Friday I got an email from someone that so caught what I meant that I replied and also asked permission to publish some here.
In part she said “I loved your post [the positive thinking one] it is something some of those around have been sucked into believing, and they are days when I just did not feel positive. [A friend] even gave me a book that that said I was somehow to blame for my melanoma. I became furious at the suggestion that I went through his because I wanted to…”
I have never heard that before, but a little searching found that this is a surprisingly widely held belief and there are indeed a number of authors making money off this.
The books framed accusing questions, such as “Why did you need to get cancer?” that suggest that the patient must have willed it to happen.
While doing a little digging I did find a piece touching on this from a former mayor of Princeton, Barbara Boggs Sigmund. It was a New York Times editorial in which she talked of her anger at a writer that wrote “I had caused my own cancer” through a “lack of self-love, and that consequently, it was up to me to cure it.” Barbara Boggs Sigmund died of cancer aged 51.
There is a theory that (and again I quote Ms. Sigmund, who is far more literate than I) “cancer cells are internalized anger gone on a field trip all over our bodies”.
Talk to a doctor, the cause for most tumors is at best unclear any perceived lack of self-worth on my part has no role in growing the bitch behind my right ear.
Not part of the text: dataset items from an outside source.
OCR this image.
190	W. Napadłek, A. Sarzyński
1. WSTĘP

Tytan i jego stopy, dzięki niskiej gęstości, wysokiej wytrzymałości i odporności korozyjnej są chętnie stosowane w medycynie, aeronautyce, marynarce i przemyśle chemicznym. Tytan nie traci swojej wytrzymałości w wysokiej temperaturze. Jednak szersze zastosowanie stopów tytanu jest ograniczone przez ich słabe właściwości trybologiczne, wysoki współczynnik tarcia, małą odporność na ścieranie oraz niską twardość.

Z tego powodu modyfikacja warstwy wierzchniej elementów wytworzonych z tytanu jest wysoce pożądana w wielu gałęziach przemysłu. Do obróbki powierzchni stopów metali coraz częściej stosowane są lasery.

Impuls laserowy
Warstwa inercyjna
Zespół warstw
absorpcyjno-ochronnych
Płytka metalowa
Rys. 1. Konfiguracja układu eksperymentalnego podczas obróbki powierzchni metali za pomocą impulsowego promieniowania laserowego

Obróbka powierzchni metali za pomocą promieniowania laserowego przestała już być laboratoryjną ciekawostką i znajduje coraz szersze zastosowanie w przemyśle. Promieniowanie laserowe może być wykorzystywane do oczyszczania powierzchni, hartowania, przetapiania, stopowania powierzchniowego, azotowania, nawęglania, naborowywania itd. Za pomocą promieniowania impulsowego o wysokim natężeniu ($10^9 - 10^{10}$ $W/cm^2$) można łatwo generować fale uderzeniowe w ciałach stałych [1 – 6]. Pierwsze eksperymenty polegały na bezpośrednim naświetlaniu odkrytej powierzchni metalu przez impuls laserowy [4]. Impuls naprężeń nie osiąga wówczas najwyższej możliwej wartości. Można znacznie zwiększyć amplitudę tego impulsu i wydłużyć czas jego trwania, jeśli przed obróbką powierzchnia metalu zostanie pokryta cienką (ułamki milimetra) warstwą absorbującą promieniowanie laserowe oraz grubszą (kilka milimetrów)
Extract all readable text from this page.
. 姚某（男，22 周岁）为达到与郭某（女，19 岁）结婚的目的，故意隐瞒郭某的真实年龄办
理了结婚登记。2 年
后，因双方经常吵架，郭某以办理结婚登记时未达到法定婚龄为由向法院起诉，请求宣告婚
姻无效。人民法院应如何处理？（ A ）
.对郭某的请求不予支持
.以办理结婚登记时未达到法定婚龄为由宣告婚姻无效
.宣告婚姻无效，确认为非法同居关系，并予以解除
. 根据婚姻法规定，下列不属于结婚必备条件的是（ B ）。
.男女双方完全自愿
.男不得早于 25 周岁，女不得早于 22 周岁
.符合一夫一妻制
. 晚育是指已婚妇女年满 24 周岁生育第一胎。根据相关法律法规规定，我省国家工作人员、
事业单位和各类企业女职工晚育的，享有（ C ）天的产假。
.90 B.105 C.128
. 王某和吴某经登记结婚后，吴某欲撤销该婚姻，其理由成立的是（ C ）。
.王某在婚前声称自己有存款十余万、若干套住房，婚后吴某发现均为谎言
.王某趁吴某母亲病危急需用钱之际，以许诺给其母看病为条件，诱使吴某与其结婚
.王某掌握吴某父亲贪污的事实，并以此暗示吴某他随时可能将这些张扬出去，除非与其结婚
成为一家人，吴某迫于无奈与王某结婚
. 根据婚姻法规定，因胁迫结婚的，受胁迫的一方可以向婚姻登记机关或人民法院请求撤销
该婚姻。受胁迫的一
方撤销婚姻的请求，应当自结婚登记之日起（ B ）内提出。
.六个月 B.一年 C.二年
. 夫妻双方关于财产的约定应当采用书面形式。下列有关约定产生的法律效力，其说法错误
Yes I’m calm about it, I was told unnaturally so last week, but as I said before a combination of denial and the stoic “get on with it” is how I deal with it (and looking forward to a grand prix weekend was a huge distraction last week). I have some of the best people around me on many levels, from a top-notch surgeon to wonderful friends who seem to know what to say.
To surmise some of the reading I’ve done over the last few days. Every day we learn more about tumour prevention and treatment, yes there are habits and environmental factors that do increase cancer risk. But aside from cigarette smoking and lung cancer, the links are just not that clear cut when it comes to the cause of most growths.
I was talking to a doctor about this last night and he was fully aware of this blaming the patient for the disease thing. He said that it probably comes from that the fact that cancer has been a mystery for so long, both the cause and cure. His thought was that when we know little about something it becomes even more frightening and ideas like this develop in an attempt to explain it.
He likened it to a mugging victim who gets blamed for being in the wrong part of town at the wrong time. If you don’t get the analogy, the negative emotions or “”lack of self-love” was being in the wrong part of town after dark. It’s an interesting way of looking at it and if anyone thinks that I wanted this, to put it mildly, fuck you and your sad, delusional little world.
This has turned out longer than I expected, sorry if I bored you, but I could not sleep “looking forward” to a doctors appointment today.